If you have a coterie of people with whom you exchange poems and publish each other and do readings and socialize with (and who doesn't?), this essay may make you dump them or move to Fassett, Pennyslvania (it's funny that in that link they say Fassett is located in the Sayre metro area; Sayre has no, uh, 'metro' area, and Fassett is some distance away, another town that no one gives enough of a fuck about to describe accurately, in other words).
Read. You'll feel the uncomfortable frisson of recognition.
I’d like to say I left New York and never looked back, that there was some cloud-parting moment of clarity when I knew I had to stop being a New Yorker, stopped claiming the appellation of New York Poet, and never looked back. But I can’t.
My life as a New York Poet begins at age 26, in seminar rooms near Washington Square, reciting first drafts with sober incantation. Star Teacher #1 orders us to read Poet in New York. I do. “New York has given me the knock-out punch,” Federico GarcĂa Lorca writes back to his family in Spain in 1929. I share classes with a Troubled South African Poet of Indian Descent, who ululates and laments the absence of servants in her West Village apartment. She brings in handwritten poems, calls her classmates racists. Finally, one night, Star Teacher #1 tells her this is all inappropriate, calls her into her office. We never see her again. Two years later, another student asks Star Teacher #2 what to do when we get out of grad school: Should we apply for teaching jobs, send poems to journals? Her tone is desperate; she really wants to know. Star Teacher #2 pauses, looks at the ceiling—dreaming of his summer house in Vermont, no doubt.
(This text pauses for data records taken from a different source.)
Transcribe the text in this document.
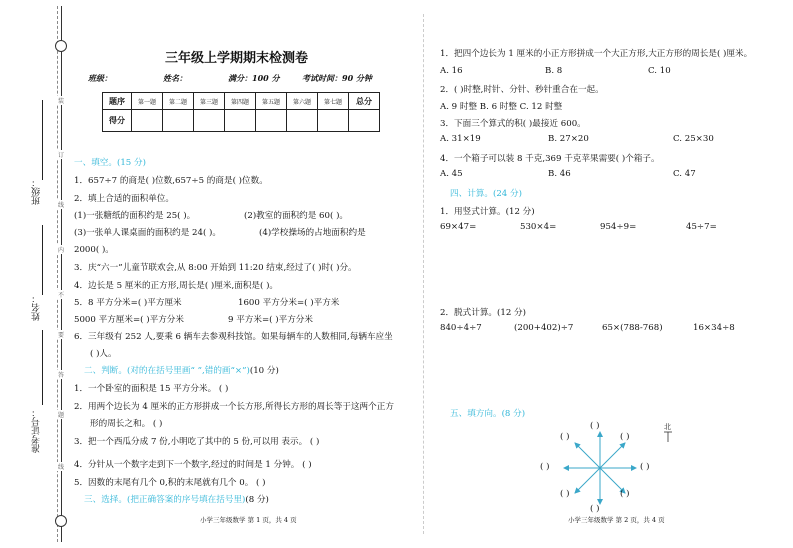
装
订
线
内
不
要
答
题
线
班级：
姓名：
准考证号：
三年级上学期期末检测卷
班级：	姓名：	满分：100 分	考试时间：90 分钟
题序	第一题	第二题	第三题	第四题	第五题	第六题	第七题	总分
得分								
一、填空。(15 分)
1．657÷7 的商是( )位数,657÷5 的商是( )位数。
2．填上合适的面积单位。
(1)一张糖纸的面积约是 25( )。	(2)教室的面积约是 60( )。
(3)一张单人课桌面的面积约是 24( )。	(4)学校操场的占地面积约是
2000( )。
3．庆“六一”儿童节联欢会,从 8:00 开始到 11:20 结束,经过了( )时( )分。
4．边长是 5 厘米的正方形,周长是( )厘米,面积是( )。
5．8 平方分米=( )平方厘米	1600 平方分米=( )平方米
5000 平方厘米=( )平方分米	9 平方米=( )平方分米
6．三年级有 252 人,要乘 6 辆车去参观科技馆。如果每辆车的人数相同,每辆车应坐
( )人。
二、判断。(对的在括号里画“ ”,错的画“×”)(10 分)
1．一个卧室的面积是 15 平方分米。 ( )
2．用两个边长为 4 厘米的正方形拼成一个长方形,所得长方形的周长等于这两个正方
形的周长之和。 ( )
3．把一个西瓜分成 7 份,小明吃了其中的 5 份,可以用 表示。 ( )
4．分针从一个数字走到下一个数字,经过的时间是 1 分钟。 ( )
5．因数的末尾有几个 0,积的末尾就有几个 0。 ( )
三、选择。(把正确答案的序号填在括号里)(8 分)
小学三年级数学 第 1 页，共 4 页
1．把四个边长为 1 厘米的小正方形拼成一个大正方形,大正方形的周长是( )厘米。
A. 16	B. 8	C. 10
2．( )时整,时针、分针、秒针重合在一起。
A. 9 时整 B. 6 时整 C. 12 时整
3．下面三个算式的积( )最接近 600。
A. 31×19	B. 27×20	C. 25×30
4．一个箱子可以装 8 千克,369 千克苹果需要( )个箱子。
A. 45	B. 46	C. 47
四、计算。(24 分)
1．用竖式计算。(12 分)
69×47=	530×4=	954÷9=	45÷7=
2．脱式计算。(12 分)
840÷4÷7	(200+402)÷7	65×(788-768)	16×34÷8
五、填方向。(8 分)
北
( )
( )	( )
( )	( )
( )	( )
( )
小学三年级数学 第 2 页，共 4 页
“Try just being a poet,” he says.
People write this down.
My life as New York Poet ends 12 years later, on March 12, 2005, when I announce my intention to move out of town—upstate to a teaching job, the coveted prize for poets—to 312 people on my personal email list. No one responds to this email. From then, it takes all of six months to lose almost 100 poet friends. “Before the late 1960s,” Norman Podhoretz writes in his book Ex-Friends, “I was much better at making friends of strangers than of making enemies of friends.” Podhoretz’s ex-friends—Allen Ginsberg, Norman Mailer, the Trillings—were part of his Family of New York, fellow travelers in the writing scenes of his time. Some of my ex-friends are now successful, some may become famous. By March 2005, after 12 years in New York, it seemed I was much better at making enemies of friends than friends of enemies.